Para conjuntos como la Sinfónica de Galicia en los que el plato fuerte de la temporada lo conforma la música del postromanticismo y los clásicos del siglo XX, interpretar las obras de los grandes nombres del clasicismo y del primer romanticismo es una experiencia siempre refrescante y estimulante. Si por añadidura este viaje por la música de Haydn, Mozart y Schubert se hace de la mano de un maestro de la talla de Richard Egarr, la experiencia musical alcanza la intensidad de las grandes ocasiones.
Descrito a menudo como un especialista barroco, Egarr es realmente un director que escapa a cualquier tipo de etiqueta. Su dirección, siempre imaginativa y desenfadada, y a la vez honesta y hondamente musical, hace que sus conciertos trasciendan los límites que su bagaje historicista le podrían imponer. De hecho, su ya habitual presencia en temporadas de la OSG, ha sido siempre una garantía de que el oyente va a acceder a los clásicos desde una perspectiva nueva, renovadora, aun incluso tratándose de obras tan populares como el Requiem de Mozart o Las estaciones de Haydn.
El actual programa no fue una excepción. Contó en la primera parte con la participación solista de Massimo Spadano, concertino de la OSG desde prácticamente su creación. Spadano deslumbró en su doble intervención, en primer lugar a la limón con Egarr en el Doble concierto para violín y clave de Haydn y a continuación en el Concierto núm. 1 de Mozart. En ambos casos hubo una química perfecta entre Spadano, Egarr y los músicos de la orquesta. Egarr dirigió desde el clave la orquesta con brío, pero al mismo tiempo, con un control absoluto del fraseo y de las dinámicas. Una energía sabiamente canalizada, en la que se cimentó una interpretación exquisita, refinada, exenta de brusquedades, pero por encima de todo, llena de vida y calor. Una vez más, Egarr dio nueva vida a este repertorio demostrando que la búsqueda de la autenticidad, no es más que recuperar las emociones que el paso del tiempo y, por qué no decirlo, de un frígido academicismo, han robado a estas músicas.
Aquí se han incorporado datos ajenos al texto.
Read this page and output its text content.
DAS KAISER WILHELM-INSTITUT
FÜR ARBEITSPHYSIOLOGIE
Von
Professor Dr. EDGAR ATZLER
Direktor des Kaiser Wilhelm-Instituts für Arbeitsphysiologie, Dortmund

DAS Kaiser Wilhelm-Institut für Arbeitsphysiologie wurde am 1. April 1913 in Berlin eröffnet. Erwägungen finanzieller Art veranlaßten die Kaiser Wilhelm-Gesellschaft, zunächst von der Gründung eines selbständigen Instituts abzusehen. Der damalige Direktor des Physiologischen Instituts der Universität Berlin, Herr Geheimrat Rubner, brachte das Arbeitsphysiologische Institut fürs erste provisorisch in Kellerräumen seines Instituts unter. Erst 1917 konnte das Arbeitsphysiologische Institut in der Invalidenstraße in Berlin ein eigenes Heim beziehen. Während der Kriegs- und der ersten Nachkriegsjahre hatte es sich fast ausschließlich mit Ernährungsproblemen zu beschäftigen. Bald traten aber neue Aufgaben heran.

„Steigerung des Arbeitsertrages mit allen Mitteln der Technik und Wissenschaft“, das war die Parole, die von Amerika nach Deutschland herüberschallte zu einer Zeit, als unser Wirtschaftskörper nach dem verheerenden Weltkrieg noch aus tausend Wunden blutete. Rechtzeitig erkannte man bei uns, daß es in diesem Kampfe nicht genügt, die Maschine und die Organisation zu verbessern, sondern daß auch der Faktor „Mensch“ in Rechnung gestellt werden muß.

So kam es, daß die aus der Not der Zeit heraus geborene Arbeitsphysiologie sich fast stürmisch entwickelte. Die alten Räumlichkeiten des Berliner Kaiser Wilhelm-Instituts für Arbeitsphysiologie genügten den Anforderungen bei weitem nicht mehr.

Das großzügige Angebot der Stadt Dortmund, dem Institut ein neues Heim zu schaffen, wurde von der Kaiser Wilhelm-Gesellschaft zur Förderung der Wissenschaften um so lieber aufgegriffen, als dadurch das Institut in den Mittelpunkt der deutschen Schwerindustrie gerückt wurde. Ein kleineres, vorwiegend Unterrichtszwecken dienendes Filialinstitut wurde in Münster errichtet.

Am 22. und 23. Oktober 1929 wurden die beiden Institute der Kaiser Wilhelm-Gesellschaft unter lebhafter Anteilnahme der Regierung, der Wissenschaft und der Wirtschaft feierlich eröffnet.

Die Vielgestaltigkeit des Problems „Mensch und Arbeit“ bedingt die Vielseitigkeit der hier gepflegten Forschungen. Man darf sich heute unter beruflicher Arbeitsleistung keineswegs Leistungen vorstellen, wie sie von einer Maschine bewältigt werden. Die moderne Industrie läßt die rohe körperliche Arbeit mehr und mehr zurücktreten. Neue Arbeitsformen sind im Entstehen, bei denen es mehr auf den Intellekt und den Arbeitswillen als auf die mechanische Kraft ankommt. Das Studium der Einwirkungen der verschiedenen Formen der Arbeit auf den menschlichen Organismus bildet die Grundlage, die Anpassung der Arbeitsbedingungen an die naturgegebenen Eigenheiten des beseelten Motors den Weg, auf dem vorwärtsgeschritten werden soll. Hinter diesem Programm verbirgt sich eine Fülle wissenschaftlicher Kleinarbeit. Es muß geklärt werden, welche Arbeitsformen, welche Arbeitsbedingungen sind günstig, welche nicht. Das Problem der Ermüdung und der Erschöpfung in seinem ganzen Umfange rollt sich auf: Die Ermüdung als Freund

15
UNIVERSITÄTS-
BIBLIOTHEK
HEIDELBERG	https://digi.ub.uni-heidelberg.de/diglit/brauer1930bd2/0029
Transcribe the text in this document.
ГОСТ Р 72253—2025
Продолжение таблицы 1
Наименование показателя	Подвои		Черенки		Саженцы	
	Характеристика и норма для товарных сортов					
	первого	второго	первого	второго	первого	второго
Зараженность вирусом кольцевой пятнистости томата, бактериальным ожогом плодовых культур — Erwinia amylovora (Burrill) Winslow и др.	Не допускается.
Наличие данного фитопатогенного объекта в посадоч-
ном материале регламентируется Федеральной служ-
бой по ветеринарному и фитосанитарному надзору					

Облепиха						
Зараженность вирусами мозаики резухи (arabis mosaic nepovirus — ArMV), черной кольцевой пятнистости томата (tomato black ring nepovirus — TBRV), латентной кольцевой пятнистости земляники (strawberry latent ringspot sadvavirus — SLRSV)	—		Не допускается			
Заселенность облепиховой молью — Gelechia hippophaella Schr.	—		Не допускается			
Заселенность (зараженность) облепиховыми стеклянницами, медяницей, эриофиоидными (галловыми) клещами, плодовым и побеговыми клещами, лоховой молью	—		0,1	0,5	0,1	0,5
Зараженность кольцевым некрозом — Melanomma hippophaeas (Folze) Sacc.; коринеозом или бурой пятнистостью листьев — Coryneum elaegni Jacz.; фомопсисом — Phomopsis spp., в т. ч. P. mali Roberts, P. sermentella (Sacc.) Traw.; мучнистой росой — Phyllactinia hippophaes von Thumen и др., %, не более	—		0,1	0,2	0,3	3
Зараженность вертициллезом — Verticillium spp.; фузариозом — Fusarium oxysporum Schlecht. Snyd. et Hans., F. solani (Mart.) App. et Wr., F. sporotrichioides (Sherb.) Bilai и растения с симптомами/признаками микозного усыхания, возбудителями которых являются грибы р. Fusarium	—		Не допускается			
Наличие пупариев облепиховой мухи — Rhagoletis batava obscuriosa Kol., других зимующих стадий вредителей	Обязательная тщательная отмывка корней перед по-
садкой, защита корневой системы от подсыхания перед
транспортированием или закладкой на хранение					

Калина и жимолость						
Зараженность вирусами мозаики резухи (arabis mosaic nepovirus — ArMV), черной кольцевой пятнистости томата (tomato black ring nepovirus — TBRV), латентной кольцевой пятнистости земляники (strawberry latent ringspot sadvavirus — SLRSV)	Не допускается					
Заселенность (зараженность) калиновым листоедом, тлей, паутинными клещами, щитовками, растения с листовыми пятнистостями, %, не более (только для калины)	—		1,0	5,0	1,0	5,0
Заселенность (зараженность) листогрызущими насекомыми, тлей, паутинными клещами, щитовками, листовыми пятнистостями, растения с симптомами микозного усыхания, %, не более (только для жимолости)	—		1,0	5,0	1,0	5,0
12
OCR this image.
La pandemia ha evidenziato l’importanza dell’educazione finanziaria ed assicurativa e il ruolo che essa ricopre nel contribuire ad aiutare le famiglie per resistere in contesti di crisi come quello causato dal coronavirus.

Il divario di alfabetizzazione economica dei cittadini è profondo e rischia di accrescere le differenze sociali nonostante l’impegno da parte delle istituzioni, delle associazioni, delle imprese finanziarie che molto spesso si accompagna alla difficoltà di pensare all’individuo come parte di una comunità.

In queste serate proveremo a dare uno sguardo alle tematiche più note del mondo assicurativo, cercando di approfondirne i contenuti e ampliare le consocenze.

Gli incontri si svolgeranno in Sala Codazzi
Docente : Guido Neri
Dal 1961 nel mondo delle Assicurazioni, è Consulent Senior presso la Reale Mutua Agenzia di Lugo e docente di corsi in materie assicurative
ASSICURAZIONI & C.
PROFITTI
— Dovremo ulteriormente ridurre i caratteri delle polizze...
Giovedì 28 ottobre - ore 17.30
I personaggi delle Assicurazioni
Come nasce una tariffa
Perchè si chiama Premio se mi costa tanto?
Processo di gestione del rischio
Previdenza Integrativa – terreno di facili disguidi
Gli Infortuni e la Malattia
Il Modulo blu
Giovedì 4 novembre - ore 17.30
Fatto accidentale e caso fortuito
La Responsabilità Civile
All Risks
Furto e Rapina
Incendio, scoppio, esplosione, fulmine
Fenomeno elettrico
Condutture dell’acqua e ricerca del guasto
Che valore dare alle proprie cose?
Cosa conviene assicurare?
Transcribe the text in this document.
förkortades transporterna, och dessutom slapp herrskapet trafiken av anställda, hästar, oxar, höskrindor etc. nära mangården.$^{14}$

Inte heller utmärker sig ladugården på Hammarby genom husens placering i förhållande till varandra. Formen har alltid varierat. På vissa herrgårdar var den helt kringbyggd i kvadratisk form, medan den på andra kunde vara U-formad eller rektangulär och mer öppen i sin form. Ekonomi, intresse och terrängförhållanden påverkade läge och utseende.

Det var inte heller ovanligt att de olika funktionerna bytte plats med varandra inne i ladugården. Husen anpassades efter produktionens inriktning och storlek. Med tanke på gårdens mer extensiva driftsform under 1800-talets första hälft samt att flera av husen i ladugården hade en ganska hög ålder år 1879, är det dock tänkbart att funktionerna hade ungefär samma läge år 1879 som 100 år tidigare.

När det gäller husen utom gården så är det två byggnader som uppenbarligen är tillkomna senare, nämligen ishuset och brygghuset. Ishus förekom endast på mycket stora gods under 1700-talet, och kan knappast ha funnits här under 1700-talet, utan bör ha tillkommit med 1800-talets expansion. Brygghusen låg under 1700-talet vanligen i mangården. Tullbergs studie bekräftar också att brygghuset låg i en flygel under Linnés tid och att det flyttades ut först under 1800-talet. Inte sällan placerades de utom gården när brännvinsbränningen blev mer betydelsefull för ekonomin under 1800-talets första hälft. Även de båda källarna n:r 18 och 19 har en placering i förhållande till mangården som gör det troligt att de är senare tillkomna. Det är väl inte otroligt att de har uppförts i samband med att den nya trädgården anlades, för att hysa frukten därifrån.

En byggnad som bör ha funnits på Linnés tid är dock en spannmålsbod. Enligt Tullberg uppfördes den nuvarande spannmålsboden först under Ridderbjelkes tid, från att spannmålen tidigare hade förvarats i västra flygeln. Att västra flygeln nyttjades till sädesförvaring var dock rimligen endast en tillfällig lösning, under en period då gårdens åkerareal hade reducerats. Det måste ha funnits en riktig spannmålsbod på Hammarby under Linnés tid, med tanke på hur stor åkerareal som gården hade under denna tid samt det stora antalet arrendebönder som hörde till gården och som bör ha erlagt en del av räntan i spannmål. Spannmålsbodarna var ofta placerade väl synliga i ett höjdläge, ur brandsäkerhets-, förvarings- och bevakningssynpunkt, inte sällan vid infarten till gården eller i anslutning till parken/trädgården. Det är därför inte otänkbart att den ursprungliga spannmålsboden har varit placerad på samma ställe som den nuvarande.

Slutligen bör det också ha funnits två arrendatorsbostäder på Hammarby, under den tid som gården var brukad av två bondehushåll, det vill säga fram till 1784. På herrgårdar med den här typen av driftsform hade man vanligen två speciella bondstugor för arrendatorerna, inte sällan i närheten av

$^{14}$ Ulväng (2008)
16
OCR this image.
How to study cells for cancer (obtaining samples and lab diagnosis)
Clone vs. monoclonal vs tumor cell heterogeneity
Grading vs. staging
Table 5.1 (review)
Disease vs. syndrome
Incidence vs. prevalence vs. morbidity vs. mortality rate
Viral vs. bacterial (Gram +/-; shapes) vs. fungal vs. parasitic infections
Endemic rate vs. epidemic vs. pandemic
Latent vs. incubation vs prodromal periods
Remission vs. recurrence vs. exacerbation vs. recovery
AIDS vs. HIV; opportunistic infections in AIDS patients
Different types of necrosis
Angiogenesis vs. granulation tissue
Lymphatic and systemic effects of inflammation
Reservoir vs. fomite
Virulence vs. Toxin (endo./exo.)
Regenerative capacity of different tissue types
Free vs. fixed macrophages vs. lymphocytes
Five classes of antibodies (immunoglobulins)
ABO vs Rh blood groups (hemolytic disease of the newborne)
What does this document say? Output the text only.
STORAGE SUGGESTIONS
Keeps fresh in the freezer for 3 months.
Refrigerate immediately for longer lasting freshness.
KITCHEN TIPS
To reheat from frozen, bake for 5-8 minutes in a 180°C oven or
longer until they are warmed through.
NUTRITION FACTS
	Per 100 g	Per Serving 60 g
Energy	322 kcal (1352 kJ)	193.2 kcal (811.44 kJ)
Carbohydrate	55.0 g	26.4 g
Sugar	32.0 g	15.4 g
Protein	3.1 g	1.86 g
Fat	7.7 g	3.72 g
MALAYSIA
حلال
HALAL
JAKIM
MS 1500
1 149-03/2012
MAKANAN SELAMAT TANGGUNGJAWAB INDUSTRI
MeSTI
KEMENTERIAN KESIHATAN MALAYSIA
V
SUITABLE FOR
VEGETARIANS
En el concierto mozartiano, el violín de Spadano (un Contreras, el "Stradivarius español") de timbre incisivo, pero a la vez de una enorme calidez, se integró a la perfección con la orquesta, a la que por cierto acompañó en los tutti. Cuando Alfred Einstein escribió que la sencillez de estos conciertos "haría sonreír a Paganini" no pudo ser más desafortunado. Dar vida a la letra, pero muy especialmente al espíritu de esta música atemporal es de una enorme dificultad. Spadano estuvo a la altura del reto, lidiando sin el más mínimo ahogo con el tempo vivo que Egarr marcó, más notable en los movimientos extremos. Toda una lección de virtuosismo por su parte, que no fue óbice para que exhibiese asimismo una convincente musicalidad, en especial en las cadenzas, obra de su propia mano. Hay que resaltar su Adagio, de una claridad y levedad inmaculada, que trasladó al público a un mundo de ensueño. Ciertamente, toda la primera parte fue una prueba fehaciente de que la música del período clásico mantiene viva la capacidad de transmitir las más profundas emociones.